The gardening season is in full swing and the nurseries are full of enticing plants. If you have been waiting to add some new trees or replace ones that have outgrown their space, now is the best time to go shopping.
However, “do some research before you buy a tree,” says Tim Kohlhauff, a certified arborist and coordinator for the WSU Spokane County Extension Master Gardener Program. “Some of the biggest problems we see are when people buy a tree on an impulse, and it’s not right for their space.”
If you have your heart set on a particular variety of tree, take the time to study up on its growing requirements. Does it need full sun to flower profusely or can it handle some shade and still produce lots of flowers?
How much water does it need? Many people like paper bark birch or aspen and do not realize that both take a lot of water to do well. In nature, they are found along stream banks where their roots can access extra moisture. When they are planted in our gardens, or more specifically in the middle of the lawn, they often don’t get enough water. “People set their sprinklers to water their lawns but that usually doesn’t get enough water down to the tree roots,” says Kohlhauff. Instead Kohlhauff recommends setting trees on their own system and then running the system so that water gets deep into the soil where the tree roots are. This might mean running them for a couple of hours once a week. If you don’t have a separate system, then lay a hose under the trees and let it run for several hours before moving it to another spot.

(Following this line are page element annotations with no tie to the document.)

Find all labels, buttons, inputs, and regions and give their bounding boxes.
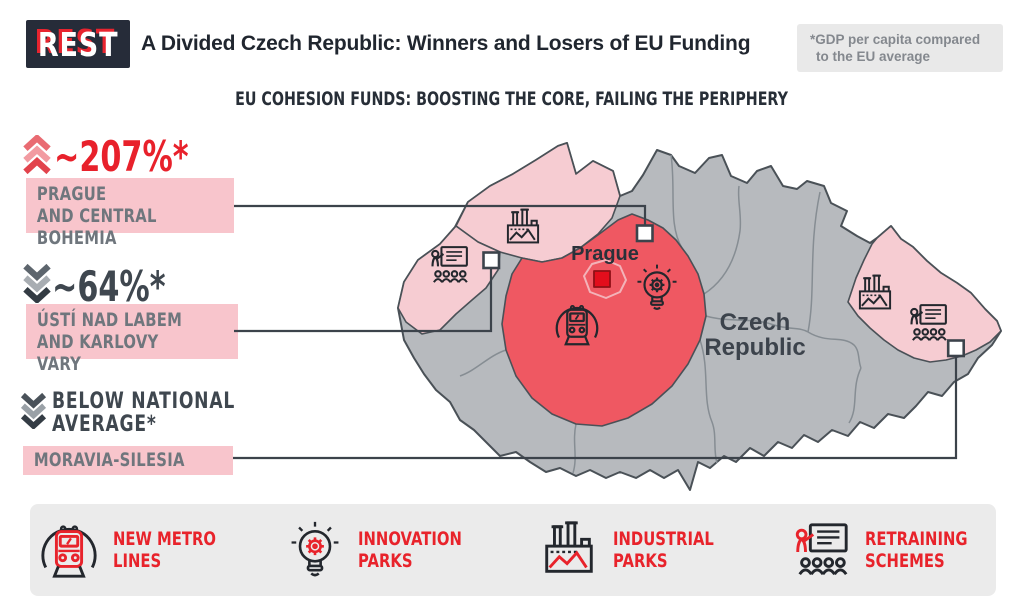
region-label-prague-central-bohemia: PRAGUE AND CENTRAL BOHEMIA bbox=[26, 178, 234, 249]
down-chevrons-icon bbox=[20, 392, 47, 429]
down-chevrons-icon bbox=[23, 263, 51, 303]
map-region-central-bohemia bbox=[501, 213, 707, 427]
legend-bar: NEW METRO LINES INNOVATION PARKS INDUSTR… bbox=[30, 504, 996, 596]
industrial-icon bbox=[538, 519, 600, 581]
stat-value-moravia: BELOW NATIONAL AVERAGE* bbox=[52, 389, 236, 437]
subtitle-row: EU COHESION FUNDS: BOOSTING THE CORE, FA… bbox=[0, 88, 1024, 110]
stat-value-prague: ~207%* bbox=[54, 132, 189, 181]
prague-label: Prague bbox=[571, 243, 639, 265]
rest-logo-text: REST bbox=[37, 24, 119, 64]
metro-icon bbox=[38, 519, 100, 581]
page-title: A Divided Czech Republic: Winners and Lo… bbox=[141, 32, 751, 55]
map-prague-marker bbox=[593, 270, 611, 288]
innovation-icon bbox=[285, 520, 345, 580]
map-prague-city-outline bbox=[583, 259, 627, 299]
legend-label: INDUSTRIAL PARKS bbox=[612, 528, 714, 572]
legend-item-innovation: INNOVATION PARKS bbox=[268, 520, 506, 580]
legend-item-retraining: RETRAINING SCHEMES bbox=[744, 519, 996, 581]
region-label-usti-karlovy-vary: ÚSTÍ NAD LABEM AND KARLOVY VARY bbox=[26, 304, 238, 375]
stat-value-usti-karlovy: ~64%* bbox=[52, 262, 166, 311]
up-chevrons-icon bbox=[23, 135, 51, 175]
subtitle: EU COHESION FUNDS: BOOSTING THE CORE, FA… bbox=[235, 88, 789, 110]
legend-item-industrial: INDUSTRIAL PARKS bbox=[506, 519, 744, 581]
gdp-footnote-line2: to the EU average bbox=[816, 49, 931, 64]
region-label-moravia-silesia: MORAVIA-SILESIA bbox=[23, 446, 233, 475]
map-region-moravia-silesia bbox=[847, 225, 1002, 363]
gdp-footnote-line1: *GDP per capita compared bbox=[810, 32, 981, 47]
connector-anchors bbox=[482, 224, 966, 358]
legend-item-metro: NEW METRO LINES bbox=[30, 519, 268, 581]
legend-label: RETRAINING SCHEMES bbox=[864, 528, 968, 572]
legend-label: INNOVATION PARKS bbox=[357, 528, 462, 572]
retraining-icon bbox=[790, 519, 852, 581]
connector-lines bbox=[233, 204, 958, 460]
gdp-footnote: *GDP per capita compared to the EU avera… bbox=[797, 24, 1003, 72]
country-label: Czech Republic bbox=[704, 309, 806, 361]
rest-logo: REST bbox=[26, 20, 130, 68]
legend-label: NEW METRO LINES bbox=[113, 528, 217, 572]
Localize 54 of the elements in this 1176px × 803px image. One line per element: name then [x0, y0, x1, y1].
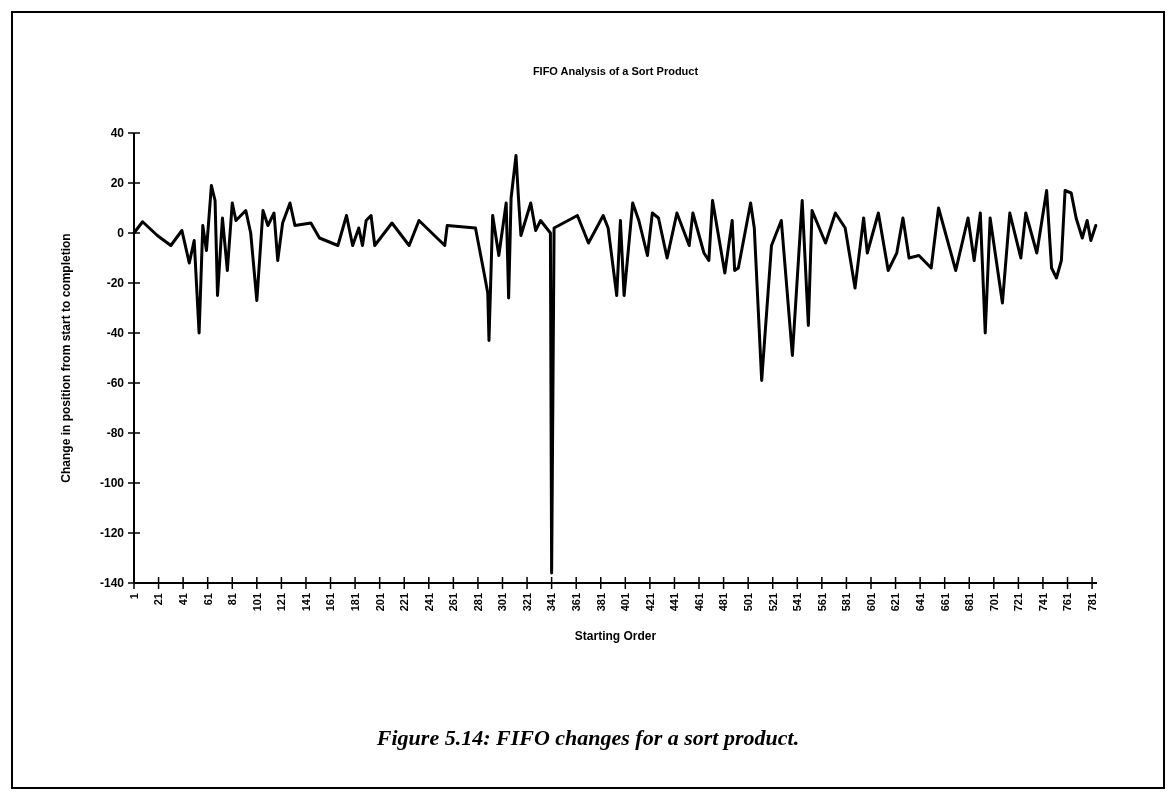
x-tick-label: 621	[889, 593, 902, 612]
x-tick-label: 261	[447, 593, 460, 612]
x-tick-label: 561	[815, 593, 828, 612]
x-tick-label: 541	[791, 593, 804, 612]
x-tick-label: 661	[938, 593, 951, 612]
x-tick-label: 721	[1012, 593, 1025, 612]
x-tick-label: 141	[299, 593, 312, 612]
x-tick-label: 361	[570, 593, 583, 612]
y-tick-label: -120	[99, 526, 125, 541]
x-tick-label: 81	[226, 593, 239, 606]
x-tick-label: 681	[963, 593, 976, 612]
x-tick-label: 241	[422, 593, 435, 612]
x-tick-label: 201	[373, 593, 386, 612]
x-tick-label: 1	[127, 593, 140, 600]
x-tick-label: 501	[742, 593, 755, 612]
x-tick-label: 21	[152, 593, 165, 606]
x-tick-label: 701	[987, 593, 1000, 612]
x-tick-label: 301	[496, 593, 509, 612]
x-tick-label: 401	[619, 593, 632, 612]
x-tick-label: 581	[840, 593, 853, 612]
y-tick-label: -100	[99, 476, 125, 491]
y-tick-label: -80	[106, 426, 125, 441]
x-tick-label: 381	[594, 593, 607, 612]
y-tick-label: -40	[106, 326, 125, 341]
x-tick-label: 441	[668, 593, 681, 612]
x-tick-label: 461	[692, 593, 705, 612]
y-axis-title: Change in position from start to completion	[59, 233, 73, 483]
x-axis-title: Starting Order	[574, 629, 657, 643]
x-tick-label: 641	[913, 593, 926, 612]
x-tick-label: 421	[643, 593, 656, 612]
x-tick-label: 61	[201, 593, 214, 606]
y-tick-label: 20	[110, 176, 125, 191]
chart-title: FIFO Analysis of a Sort Product	[532, 65, 699, 77]
x-tick-label: 741	[1036, 593, 1049, 612]
x-tick-label: 341	[545, 593, 558, 612]
x-tick-label: 321	[520, 593, 533, 612]
caption: Figure 5.14: FIFO changes for a sort product.	[375, 725, 800, 750]
x-tick-label: 481	[717, 593, 730, 612]
x-tick-label: 281	[471, 593, 484, 612]
x-tick-label: 221	[398, 593, 411, 612]
y-tick-label: 0	[117, 226, 125, 241]
y-tick-label: 40	[110, 126, 125, 141]
x-tick-label: 781	[1085, 593, 1098, 612]
x-tick-label: 41	[176, 593, 189, 606]
x-tick-label: 101	[250, 593, 263, 612]
x-tick-label: 601	[864, 593, 877, 612]
x-tick-label: 121	[275, 593, 288, 612]
x-tick-label: 761	[1061, 593, 1074, 612]
y-tick-label: -20	[106, 276, 125, 291]
y-tick-label: -60	[106, 376, 125, 391]
x-tick-label: 521	[766, 593, 779, 612]
y-tick-label: -140	[99, 576, 125, 591]
x-tick-label: 161	[324, 593, 337, 612]
x-tick-label: 181	[348, 593, 361, 612]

Planting a new tree the right way can add years to its life span. Most ornamental trees are sold in pots or wrapped in burlap. When you get your tree home, keep it well-watered until it’s put into the ground.
When you are ready to plant it, dig a dish-shaped hole just a little deeper than the root ball and two to three times its width. If the tree is in a pot, gently remove the tree and set it in the hole. If the tree is wrapped in burlap, set the tree in the hole and gently remove the burlap and any string wrapped around the trunk. Now gently dig into the top of the rootball to find the point where the trunk flares out into the roots.
“Most trees are planted too deep in their pots at the wholesale nursery because they are easier to handle that way,” Kohlhauff said.
Backfill the hole with the soil you dug out so that the soil level is at the root flare point. Don’t add compost or other amendments as they are actually detrimental to the tree. Water the tree well to settle the soil.
During its first year, water it frequently, especially during the hottest part of the summer.